Outside Bloomingdale’s


When I got back to New York from L.A. she wasn’t in the apartment. Her clothes were gone. I called everyone we knew and told them or left messages that I had to see her, for her to call me.

She never did. I walked the streets, deathly cold and crazed. I checked out our usual haunts and talked to mutual friends. Nothing.

I asked her best girlfriend to get her to call me. “It’s a matter of life and death,” I told her. Desperate days and nights I walked the streets of Manhattan looking for her, not sleeping, not eating, swallowing Valium and drinking whiskey from a flask.

Finally, on the afternoon of December 31, her girlfriend called and said V. would meet me at the corner of Third Avenue and Sixtieth Street at five o’clock.

I got there early and stood outside Bloomingdale’s men’s store, the collar of my coat turned up against the wind. I hadn’t eaten for days. I was trembling with cold.

She came walking toward me, red cashmere coat blowing open in the wind, long ballerina legs striding forward with confidence, all style and sensuality.

“Can’t you leave me alone?” she said.

“I had to see you.” My voice was rough with whiskey. “We have to be together tonight.”

“Are you kidding.”

“It’s New Year’s Eve.”

“I’ll be with someone else tonight. I’m staying with him. That’s why I didn’t call you back. I had to interrupt my day with him to meet you because you kept calling my friends and leaving embarrassing messages.”

“Who is he?”

“None of your business.”

“What’s he do for a living?”

“He’s in advertising.”

“Makes a lot of money, I suppose.”

“Quite a bit.”

“Is that the reason?”

“The reason for what?”

“Why you don’t want to be with me.”

She stood there studying me, the wind opening and closing her coat, showing those legs that had spent many Jack of Hearts nights wrapped around my body. Then she said, almost sympathetically, “You really don’t get it, do you?”

“Just tell me,” I said, nodding my head up and down like a crazy man, sick from a week without food or sleep, nothing but booze, pills and panic, “what’s so great about this guy?”

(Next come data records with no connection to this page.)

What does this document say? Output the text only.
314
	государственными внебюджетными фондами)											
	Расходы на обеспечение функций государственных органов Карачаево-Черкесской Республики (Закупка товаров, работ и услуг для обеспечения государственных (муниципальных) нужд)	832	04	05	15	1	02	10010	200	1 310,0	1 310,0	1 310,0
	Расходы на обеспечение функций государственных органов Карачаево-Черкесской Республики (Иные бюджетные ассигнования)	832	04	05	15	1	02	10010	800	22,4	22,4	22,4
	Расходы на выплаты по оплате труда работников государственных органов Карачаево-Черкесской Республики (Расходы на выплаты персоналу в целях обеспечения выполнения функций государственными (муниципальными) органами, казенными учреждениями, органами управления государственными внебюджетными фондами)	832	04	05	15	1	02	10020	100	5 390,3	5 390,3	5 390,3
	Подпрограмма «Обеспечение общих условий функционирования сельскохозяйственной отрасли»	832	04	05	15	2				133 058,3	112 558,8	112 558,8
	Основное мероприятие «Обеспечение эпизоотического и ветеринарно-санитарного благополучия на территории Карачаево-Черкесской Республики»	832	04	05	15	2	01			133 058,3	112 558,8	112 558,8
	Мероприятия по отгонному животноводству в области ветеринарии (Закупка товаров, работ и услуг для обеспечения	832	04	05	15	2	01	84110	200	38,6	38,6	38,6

She didn’t even have to think about it. “He knows where he’s going in life.”

“I know where I’m going. I’m working on a new novel.”

“Good for you,” she said, unimpressed or unbelieving.

I put my hand on her arm. She pulled away. I had to get her back. She had seriously loved me. Couldn’t imagine being with anyone else, she had said. I told her, “I think things are going to start happening—”

“Forget it,” she interrupted. “You don’t control me anymore. You dangled me on a string for too long while you wandered off, counting on my fidelity, pretending to make book deals or whatever bullshit you could come up with.” Her sexy mouth curled down. “All those trips to other cities. You were fucking around on me, you bastard.”

She looked at her watch and then at me. “Don’t you see what’s happened? I’m no longer the naive little girl who fell in love with you. I’ve grown up. I’ve become one of those women you say you always hated. I’ve become a strutting bitch.”

She stepped to the curb and looked down Third Avenue for a taxi. She turned and faced me. “Forget about me. Leave New York. Go back to California and write that novel.”

As she flagged down a taxi I told her insanely, “I’ll follow you and kill that advertising son of a bitch.”

“Go ahead,” she said, as the taxicab pulled over. “Kill him. And kill me and kill all the sluts you slept with for all I care.”

Turning away, cashmere coat blowing open, cab door opening, long legs disappearing, cab door closing, taxi lurching into traffic, speeding away.

I spent New Year’s Eve alone in my agent’s basement, drinking myself into a screaming stupor.

Another day in the basement. That night the agent told me I had to leave. He told me to get on with my life.

It was ten degrees in New York when I took a redeye to the furthermost shore. For five hours I drank himself into oblivion. Happy New Year, asshole.